Controversial results regarding the involvement of ERα degradation in transcriptional activation have been published. A first set of results suggests that ERα degradation is required to sustain transcription [Lonard et al., 2000; Reid et al., 2003], yet another set concludes that ERα degradation has no general direct effect on transcription [Alarid et al., 2003; Callige et al., 2005; Fan et al., 2003]. It should be noted that the experiments suggesting that ERα degradation is required to sustain transcription, used treatment times with proteasome inhibitors or DRB, for longer than 12 hours [Lonard et al., 2000; Reid et al., 2003]. Such a long treatment time may have pleiotropic effects on the cell and affect multiple components of the transcription machinery. In contrast, the experiments suggesting that ERα degradation has no influence on transcription, used much shorter treatment times (less than 3 hours), minimizing general effects of the inhibitors used. ERα degradation seems rather to be the consequence of transcription initiation, as shown by the inhibitory effect of curcumin, rather than transcription per se, since DRB that blocks transcription does not prevent hormone-dependent ERα degradation [Alarid et al., 2003; Callige et al., 2005]. In addition, the nature of the transcription factors recruited, along with ERα, as well as the architecture of each promoter seem to be important, suggesting that the effect of proteasome inhibitors on transcription results from the degradation of co-regulators, rather than from that of ERα [Callige et al., 2005; Fan et al., 2003].

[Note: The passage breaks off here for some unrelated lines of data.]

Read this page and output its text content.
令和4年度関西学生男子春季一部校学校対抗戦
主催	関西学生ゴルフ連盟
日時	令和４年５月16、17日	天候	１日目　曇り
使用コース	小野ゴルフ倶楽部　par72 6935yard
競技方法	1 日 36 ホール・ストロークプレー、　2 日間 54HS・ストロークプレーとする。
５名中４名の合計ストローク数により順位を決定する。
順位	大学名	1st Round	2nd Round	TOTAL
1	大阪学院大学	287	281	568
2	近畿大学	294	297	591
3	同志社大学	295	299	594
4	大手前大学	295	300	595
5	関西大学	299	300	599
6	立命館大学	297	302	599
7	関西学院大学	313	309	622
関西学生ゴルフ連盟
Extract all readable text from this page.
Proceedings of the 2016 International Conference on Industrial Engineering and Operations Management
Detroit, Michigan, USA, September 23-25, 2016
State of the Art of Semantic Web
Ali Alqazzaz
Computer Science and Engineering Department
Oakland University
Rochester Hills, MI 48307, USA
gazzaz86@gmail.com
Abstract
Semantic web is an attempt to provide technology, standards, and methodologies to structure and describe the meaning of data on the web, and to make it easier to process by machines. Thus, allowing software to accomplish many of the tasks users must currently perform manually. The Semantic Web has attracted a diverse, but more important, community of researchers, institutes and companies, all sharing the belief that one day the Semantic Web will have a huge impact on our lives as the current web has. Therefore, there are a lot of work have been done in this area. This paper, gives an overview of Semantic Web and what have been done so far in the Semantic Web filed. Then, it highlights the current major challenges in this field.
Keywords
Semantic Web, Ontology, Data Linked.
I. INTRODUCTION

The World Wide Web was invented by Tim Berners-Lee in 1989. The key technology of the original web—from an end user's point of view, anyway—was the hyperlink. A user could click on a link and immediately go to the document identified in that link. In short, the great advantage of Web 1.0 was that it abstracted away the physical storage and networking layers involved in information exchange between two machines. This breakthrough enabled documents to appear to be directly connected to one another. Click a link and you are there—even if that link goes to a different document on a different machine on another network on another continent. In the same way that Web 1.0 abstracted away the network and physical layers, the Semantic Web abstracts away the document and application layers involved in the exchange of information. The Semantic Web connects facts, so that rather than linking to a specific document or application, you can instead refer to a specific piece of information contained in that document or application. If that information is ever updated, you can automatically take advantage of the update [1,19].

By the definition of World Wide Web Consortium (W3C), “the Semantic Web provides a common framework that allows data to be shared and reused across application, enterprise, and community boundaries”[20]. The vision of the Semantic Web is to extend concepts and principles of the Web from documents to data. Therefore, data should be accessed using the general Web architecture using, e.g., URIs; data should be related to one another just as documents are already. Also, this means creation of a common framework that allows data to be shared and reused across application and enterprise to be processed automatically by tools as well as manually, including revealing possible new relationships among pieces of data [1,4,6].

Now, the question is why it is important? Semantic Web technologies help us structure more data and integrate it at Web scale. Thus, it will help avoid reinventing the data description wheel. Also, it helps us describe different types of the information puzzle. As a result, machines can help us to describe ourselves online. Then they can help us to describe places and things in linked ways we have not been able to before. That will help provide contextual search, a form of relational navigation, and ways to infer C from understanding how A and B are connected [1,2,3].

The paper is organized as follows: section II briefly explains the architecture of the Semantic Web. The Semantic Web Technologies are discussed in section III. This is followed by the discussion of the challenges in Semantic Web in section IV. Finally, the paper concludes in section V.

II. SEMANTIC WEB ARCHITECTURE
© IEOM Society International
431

Whatever the role ERα degradation plays at the molecular level of transcription activation, ligand induced ERα degradation may be of importance at the physiological level. Estradiol forms a stable complex with ERα. This hormone-receptor complex should sustain transcription for extended periods of time. Degradation of the ERα-hormone complex at each round of transcription could be a way for the cell to fine tune transcription activation in response to rapid changes in hormone concentration.